Effective mediation requires effective mediators. But how do lawyers and clients choose effective mediators? That is a difficult question to answer. Sometimes mediators are chosen by the judge – sometimes the lawyers make the choice. The choice of a mediator is hard. A mediator that is effective in personal injury cases may not be the mediator that will be effective in a family law or business litigation setting.

My formula successful mediator selection and effective mediation is simple. Choose someone who has received extensive training in mediation skills. In most circumstances, choose a mediator that is an experienced lawyer rather than a retired judge. Choose a mediator who has the skill and qualities to keep people talking and the creativity to find potential solutions that the parties and their lawyers had not considered.

Why is that my formula? Extensive and specific mediation training is very important. That is why before I ever offered services as a mediator I took intensive mediation training at Northwestern University. Simply stated, mediators need specific training. Just because someone has practiced law for a long period of time or has served as a judge is not enough. The skills employed by a mediator are learned tools that are enhanced by an individual mediator’s style. Not the other way around.
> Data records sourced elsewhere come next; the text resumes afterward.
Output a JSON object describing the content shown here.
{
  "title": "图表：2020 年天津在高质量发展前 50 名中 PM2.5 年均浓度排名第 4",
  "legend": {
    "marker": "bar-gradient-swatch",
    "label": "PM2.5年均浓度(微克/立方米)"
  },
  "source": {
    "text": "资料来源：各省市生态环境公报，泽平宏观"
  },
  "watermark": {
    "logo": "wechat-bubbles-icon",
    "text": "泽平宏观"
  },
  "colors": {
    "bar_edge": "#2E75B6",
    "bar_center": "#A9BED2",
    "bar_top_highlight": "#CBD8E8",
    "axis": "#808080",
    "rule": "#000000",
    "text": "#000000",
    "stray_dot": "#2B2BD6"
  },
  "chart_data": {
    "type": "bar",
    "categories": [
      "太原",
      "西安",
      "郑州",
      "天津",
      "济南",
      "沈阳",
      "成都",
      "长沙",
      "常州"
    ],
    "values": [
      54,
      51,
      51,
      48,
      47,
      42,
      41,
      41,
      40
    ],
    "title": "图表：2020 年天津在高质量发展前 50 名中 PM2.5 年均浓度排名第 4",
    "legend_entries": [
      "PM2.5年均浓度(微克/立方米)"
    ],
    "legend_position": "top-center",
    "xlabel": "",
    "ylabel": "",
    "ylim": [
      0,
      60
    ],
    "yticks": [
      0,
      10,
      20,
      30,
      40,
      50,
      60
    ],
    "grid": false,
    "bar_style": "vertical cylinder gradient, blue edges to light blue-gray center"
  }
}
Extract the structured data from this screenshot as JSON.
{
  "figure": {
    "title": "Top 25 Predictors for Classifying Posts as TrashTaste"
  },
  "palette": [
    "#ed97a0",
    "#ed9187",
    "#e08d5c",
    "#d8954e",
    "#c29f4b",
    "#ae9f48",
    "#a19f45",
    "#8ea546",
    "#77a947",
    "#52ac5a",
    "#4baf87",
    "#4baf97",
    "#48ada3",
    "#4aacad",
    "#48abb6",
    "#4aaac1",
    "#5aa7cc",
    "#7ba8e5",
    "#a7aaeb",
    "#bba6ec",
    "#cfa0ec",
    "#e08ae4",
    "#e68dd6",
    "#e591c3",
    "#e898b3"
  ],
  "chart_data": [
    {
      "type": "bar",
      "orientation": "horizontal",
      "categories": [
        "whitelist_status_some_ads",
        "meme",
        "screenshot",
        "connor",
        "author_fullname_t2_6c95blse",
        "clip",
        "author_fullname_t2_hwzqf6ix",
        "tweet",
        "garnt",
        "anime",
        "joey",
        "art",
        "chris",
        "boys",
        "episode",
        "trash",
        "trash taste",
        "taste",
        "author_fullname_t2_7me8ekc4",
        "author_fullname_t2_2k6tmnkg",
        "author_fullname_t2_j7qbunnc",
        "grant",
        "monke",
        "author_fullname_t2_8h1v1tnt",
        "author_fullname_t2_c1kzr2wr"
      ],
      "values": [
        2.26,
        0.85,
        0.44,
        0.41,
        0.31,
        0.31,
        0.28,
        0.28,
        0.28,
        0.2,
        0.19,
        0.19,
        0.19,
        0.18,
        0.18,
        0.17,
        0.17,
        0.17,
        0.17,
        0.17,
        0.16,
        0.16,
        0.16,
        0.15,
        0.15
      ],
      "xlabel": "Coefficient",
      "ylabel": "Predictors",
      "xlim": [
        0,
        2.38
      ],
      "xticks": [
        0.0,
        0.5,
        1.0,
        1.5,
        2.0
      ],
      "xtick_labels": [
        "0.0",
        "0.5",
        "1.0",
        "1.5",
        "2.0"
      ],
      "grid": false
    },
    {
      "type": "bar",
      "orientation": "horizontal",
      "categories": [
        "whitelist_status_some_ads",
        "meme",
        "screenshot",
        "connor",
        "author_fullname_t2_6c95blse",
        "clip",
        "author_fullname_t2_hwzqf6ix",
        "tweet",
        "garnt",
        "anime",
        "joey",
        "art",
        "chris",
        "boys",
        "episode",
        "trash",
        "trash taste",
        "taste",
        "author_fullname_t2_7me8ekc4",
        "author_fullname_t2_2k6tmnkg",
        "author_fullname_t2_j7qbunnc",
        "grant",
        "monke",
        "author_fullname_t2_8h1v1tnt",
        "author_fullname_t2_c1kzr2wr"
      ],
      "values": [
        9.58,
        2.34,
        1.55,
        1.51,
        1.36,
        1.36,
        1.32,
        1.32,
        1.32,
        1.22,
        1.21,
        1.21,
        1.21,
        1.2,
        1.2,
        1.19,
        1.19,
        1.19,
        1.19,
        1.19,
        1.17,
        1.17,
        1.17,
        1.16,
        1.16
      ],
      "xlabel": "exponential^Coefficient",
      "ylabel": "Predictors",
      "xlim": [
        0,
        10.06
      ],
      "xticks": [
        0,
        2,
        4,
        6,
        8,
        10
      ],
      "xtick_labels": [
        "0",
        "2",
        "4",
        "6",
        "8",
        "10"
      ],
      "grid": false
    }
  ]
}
Why use lawyers instead of retired judges? Judges have extensive experience in deciding cases. A mediator does not decide issues. A mediator can evaluate the matter before them if that is something the parties seek but for the most part a mediator is a facilitator and the consummate devil’s advocate. Evaluation that comes too early will result in mediation failure. Inability to facilitate or be the devil’s advocate cuts off potential avenues for settlement too early in the mediation process. Lawyers who have tried many cases and argued many appeals are in the position to evaluate when that is necessary but they are – because they have to be to be successful – skilled at facilitation, playing the role of the devil’s advocate, and serving as a persuader rather than a decider.

Why choose someone who keeps that parties talking? There is often a substantial need for parties in the mediation to express their feelings and to air their grievances. Not through a lawyer necessarily but preferably directly. Once those feelings and grievances are heard and understood, it is fair more likely that the mediator can drive the parties through a combination of facilitation and evaluation toward a settlement that neither party will be likely to be happy with but one that both parties choose rather than continuing down the path toward the uncertain and unpredictable results at trial.

Today more than ever, it is critically important for lawyers and clients to engage in mediation, using effective mediators, to control risk. The alternative of trial, especially jury trials, lie in the realm of unacceptable unpredictability.